China plans to stick to its tight property sector policies and a nationwide rebound in home prices remains unlikely, a senior official at the housing ministry said in remarks published by the state media yesterday.
The comments underscore Beijing’s determination to keep a lid on rising home prices – a source of social discontent – especially in the run-up to a once-a-decade leadership transition this year.
To curb price rises, Beijing is urging the local authorities to increase housing supply and to strictly implement a policy aimed at restricting home purchases, said the People’s Daily, the ruling Communist Party’s official newspaper.
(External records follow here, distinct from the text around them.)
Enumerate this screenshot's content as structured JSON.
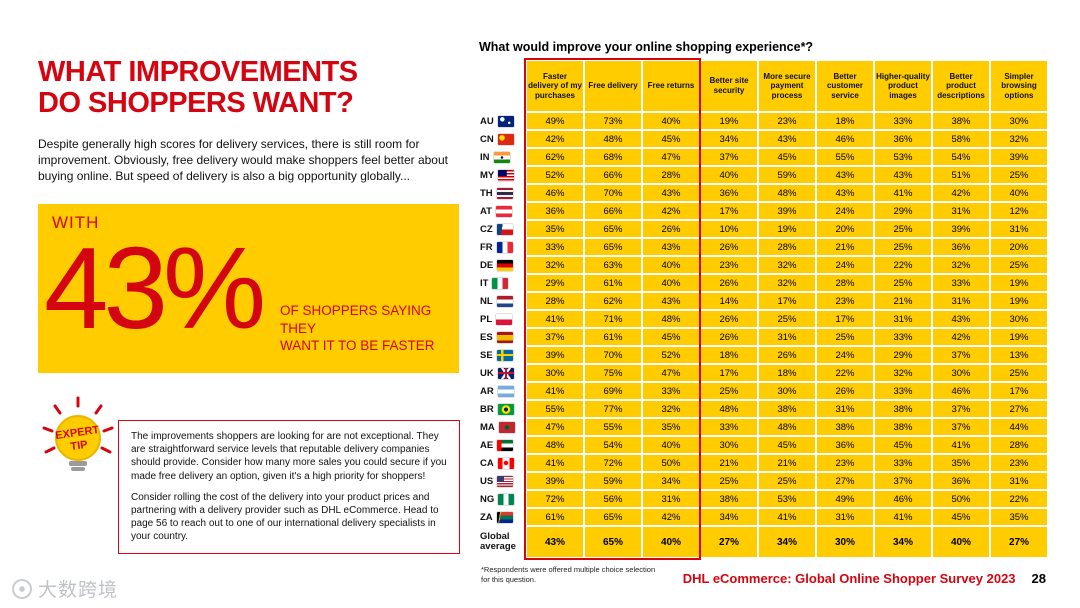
{
  "colors": {
    "dhl_red": "#d40511",
    "dhl_yellow": "#ffcc00"
  },
  "page": {
    "title_line1": "WHAT IMPROVEMENTS",
    "title_line2": "DO SHOPPERS WANT?",
    "intro": "Despite generally high scores for delivery services, there is still room for improvement. Obviously, free delivery would make shoppers feel better about buying online. But speed of delivery is also a big opportunity globally...",
    "highlight": {
      "prefix": "WITH",
      "stat": "43%",
      "suffix_line1": "OF SHOPPERS SAYING THEY",
      "suffix_line2": "WANT IT TO BE FASTER"
    },
    "expert_tip": {
      "label_line1": "EXPERT",
      "label_line2": "TIP",
      "para1": "The improvements shoppers are looking for are not exceptional. They are straightforward service levels that reputable delivery companies should provide. Consider how many more sales you could secure if you made free delivery an option, given it's a high priority for shoppers!",
      "para2": "Consider rolling the cost of the delivery into your product prices and partnering with a delivery provider such as DHL eCommerce. Head to page 56 to reach out to one of our international delivery specialists in your country."
    },
    "footnote": "*Respondents were offered multiple choice selection for this question.",
    "footer_source": "DHL eCommerce: Global Online Shopper Survey 2023",
    "page_number": "28",
    "watermark": "大数跨境"
  },
  "chart_data": {
    "type": "table",
    "title": "What would improve your online shopping experience*?",
    "columns": [
      "Faster delivery of my purchases",
      "Free delivery",
      "Free returns",
      "Better site security",
      "More secure payment process",
      "Better customer service",
      "Higher-quality product images",
      "Better product descriptions",
      "Simpler browsing options"
    ],
    "highlighted_columns": [
      0,
      1,
      2
    ],
    "rows": [
      {
        "code": "AU",
        "flag": "radial-gradient(circle at 27% 30%,#fff 0 2px,transparent 2.5px),radial-gradient(circle at 70% 62%,#fff 0 1px,transparent 1.5px),#00247d",
        "values": [
          "49%",
          "73%",
          "40%",
          "19%",
          "23%",
          "18%",
          "33%",
          "38%",
          "30%"
        ]
      },
      {
        "code": "CN",
        "flag": "radial-gradient(circle at 25% 35%,#ffde00 0 2.5px,transparent 3px),#de2910",
        "values": [
          "42%",
          "48%",
          "45%",
          "34%",
          "43%",
          "46%",
          "36%",
          "58%",
          "32%"
        ]
      },
      {
        "code": "IN",
        "flag": "radial-gradient(circle at 50% 50%,#000080 0 1px,transparent 1.5px),linear-gradient(#ff9933 0 33%,#fff 33% 67%,#138808 67%)",
        "values": [
          "62%",
          "68%",
          "47%",
          "37%",
          "45%",
          "55%",
          "53%",
          "54%",
          "39%"
        ]
      },
      {
        "code": "MY",
        "flag": "linear-gradient(#010066,#010066) left top/55% 55% no-repeat,repeating-linear-gradient(#cc0001 0 1.5px,#fff 1.5px 3px)",
        "values": [
          "52%",
          "66%",
          "28%",
          "40%",
          "59%",
          "43%",
          "43%",
          "51%",
          "25%"
        ]
      },
      {
        "code": "TH",
        "flag": "linear-gradient(#a51931 0 18%,#f4f5f8 18% 36%,#2d2a4a 36% 64%,#f4f5f8 64% 82%,#a51931 82%)",
        "values": [
          "46%",
          "70%",
          "43%",
          "36%",
          "48%",
          "43%",
          "41%",
          "42%",
          "40%"
        ]
      },
      {
        "code": "AT",
        "flag": "linear-gradient(#ed2939 0 33%,#fff 33% 67%,#ed2939 67%)",
        "values": [
          "36%",
          "66%",
          "42%",
          "17%",
          "39%",
          "24%",
          "29%",
          "31%",
          "12%"
        ]
      },
      {
        "code": "CZ",
        "flag": "linear-gradient(100deg,#11457e 0 32%,transparent 32%),linear-gradient(#fff 0 50%,#d7141a 50%)",
        "values": [
          "35%",
          "65%",
          "26%",
          "10%",
          "19%",
          "20%",
          "25%",
          "39%",
          "31%"
        ]
      },
      {
        "code": "FR",
        "flag": "linear-gradient(90deg,#002395 0 33%,#fff 33% 67%,#ed2939 67%)",
        "values": [
          "33%",
          "65%",
          "43%",
          "26%",
          "28%",
          "21%",
          "25%",
          "36%",
          "20%"
        ]
      },
      {
        "code": "DE",
        "flag": "linear-gradient(#000 0 33%,#dd0000 33% 67%,#ffce00 67%)",
        "values": [
          "32%",
          "63%",
          "40%",
          "23%",
          "32%",
          "24%",
          "22%",
          "32%",
          "25%"
        ]
      },
      {
        "code": "IT",
        "flag": "linear-gradient(90deg,#009246 0 33%,#fff 33% 67%,#ce2b37 67%)",
        "values": [
          "29%",
          "61%",
          "40%",
          "26%",
          "32%",
          "28%",
          "25%",
          "33%",
          "19%"
        ]
      },
      {
        "code": "NL",
        "flag": "linear-gradient(#ae1c28 0 33%,#fff 33% 67%,#21468b 67%)",
        "values": [
          "28%",
          "62%",
          "43%",
          "14%",
          "17%",
          "23%",
          "21%",
          "31%",
          "19%"
        ]
      },
      {
        "code": "PL",
        "flag": "linear-gradient(#fff 0 50%,#dc143c 50%)",
        "values": [
          "41%",
          "71%",
          "48%",
          "26%",
          "25%",
          "17%",
          "31%",
          "43%",
          "30%"
        ]
      },
      {
        "code": "ES",
        "flag": "linear-gradient(#aa151b 0 25%,#f1bf00 25% 75%,#aa151b 75%)",
        "values": [
          "37%",
          "61%",
          "45%",
          "26%",
          "31%",
          "25%",
          "33%",
          "42%",
          "19%"
        ]
      },
      {
        "code": "SE",
        "flag": "linear-gradient(#fecc00,#fecc00) 0 50%/100% 22% no-repeat,linear-gradient(#fecc00,#fecc00) 33% 0/16% 100% no-repeat,linear-gradient(#006aa7,#006aa7)",
        "values": [
          "39%",
          "70%",
          "52%",
          "18%",
          "26%",
          "24%",
          "29%",
          "37%",
          "13%"
        ]
      },
      {
        "code": "UK",
        "flag": "linear-gradient(#c8102e,#c8102e) 50% 50%/100% 22% no-repeat,linear-gradient(#c8102e,#c8102e) 50% 50%/14% 100% no-repeat,linear-gradient(55deg,transparent 44%,#fff 44% 56%,transparent 56%),linear-gradient(-55deg,transparent 44%,#fff 44% 56%,transparent 56%),linear-gradient(#012169,#012169)",
        "values": [
          "30%",
          "75%",
          "47%",
          "17%",
          "18%",
          "22%",
          "32%",
          "30%",
          "25%"
        ]
      },
      {
        "code": "AR",
        "flag": "linear-gradient(#74acdf 0 33%,#fff 33% 67%,#74acdf 67%)",
        "values": [
          "41%",
          "69%",
          "33%",
          "25%",
          "30%",
          "26%",
          "33%",
          "46%",
          "17%"
        ]
      },
      {
        "code": "BR",
        "flag": "radial-gradient(circle at 50% 50%,#002776 0 2px,#ffdf00 2px 4px,transparent 4.5px),#009c3b",
        "values": [
          "55%",
          "77%",
          "32%",
          "48%",
          "38%",
          "31%",
          "38%",
          "37%",
          "27%"
        ]
      },
      {
        "code": "MA",
        "flag": "radial-gradient(circle at 50% 50%,#006233 0 2px,transparent 2.5px),#c1272d",
        "values": [
          "47%",
          "55%",
          "35%",
          "33%",
          "48%",
          "38%",
          "38%",
          "37%",
          "44%"
        ]
      },
      {
        "code": "AE",
        "flag": "linear-gradient(90deg,#ff0000 0 28%,transparent 28%),linear-gradient(#00732f 0 33%,#fff 33% 67%,#000 67%)",
        "values": [
          "48%",
          "54%",
          "40%",
          "30%",
          "45%",
          "36%",
          "45%",
          "41%",
          "28%"
        ]
      },
      {
        "code": "CA",
        "flag": "linear-gradient(90deg,#ff0000 0 28%,transparent 28% 72%,#ff0000 72%),radial-gradient(circle at 50% 45%,#ff0000 0 2px,transparent 2.5px),linear-gradient(#fff,#fff)",
        "values": [
          "41%",
          "72%",
          "50%",
          "21%",
          "21%",
          "23%",
          "33%",
          "35%",
          "23%"
        ]
      },
      {
        "code": "US",
        "flag": "linear-gradient(#3c3b6e,#3c3b6e) left top/45% 55% no-repeat,repeating-linear-gradient(#b22234 0 1.2px,#fff 1.2px 2.4px)",
        "values": [
          "39%",
          "59%",
          "34%",
          "25%",
          "25%",
          "27%",
          "37%",
          "36%",
          "31%"
        ]
      },
      {
        "code": "NG",
        "flag": "linear-gradient(90deg,#008751 0 33%,#fff 33% 67%,#008751 67%)",
        "values": [
          "72%",
          "56%",
          "31%",
          "38%",
          "53%",
          "49%",
          "46%",
          "50%",
          "22%"
        ]
      },
      {
        "code": "ZA",
        "flag": "linear-gradient(100deg,#000 0 18%,#fcb514 18% 23%,transparent 23%),linear-gradient(#de3831 0 30%,transparent 30% 70%,#002395 70%),linear-gradient(#007a4d,#007a4d)",
        "values": [
          "61%",
          "65%",
          "42%",
          "34%",
          "41%",
          "31%",
          "41%",
          "45%",
          "35%"
        ]
      }
    ],
    "global_average": {
      "label": "Global average",
      "values": [
        "43%",
        "65%",
        "40%",
        "27%",
        "34%",
        "30%",
        "34%",
        "40%",
        "27%"
      ]
    }
  }
}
It quoted an unnamed official at the Ministry of Housing and Urban-Rural Development.
“With more affordable housing projects put into operation and market expectations kept stable, conditions do not exist for a full-scale rebound in house prices,” said the official.
The comments came amid new concerns that a new round of property inflation was in the offing, with data showing a pick-up in housing sales and rise in property prices following eight consecutive monthly declines.
Latest figures showed that Chinese house prices rose 0.1 per cent last month from July, extending a modest price increase into a second straight month.
Revenue from property sales in the country rose for the third month in a row last month from a year earlier, reinforcing signs of a recovery in the sector.
But the official played down worries about a rapid revival in the property market, saying the recent price increase was mainly a result of stronger real demand from first-time buyers rather than speculative demand from investors.
Officials have rejected calls to relax restrictions on the property market in order to bolster the economy, on course for its seventh straight quarterly slowdown over the July-September period.
Full-year growth for this year is likely to fall to 7.7 per cent, the weakest showing since 1999.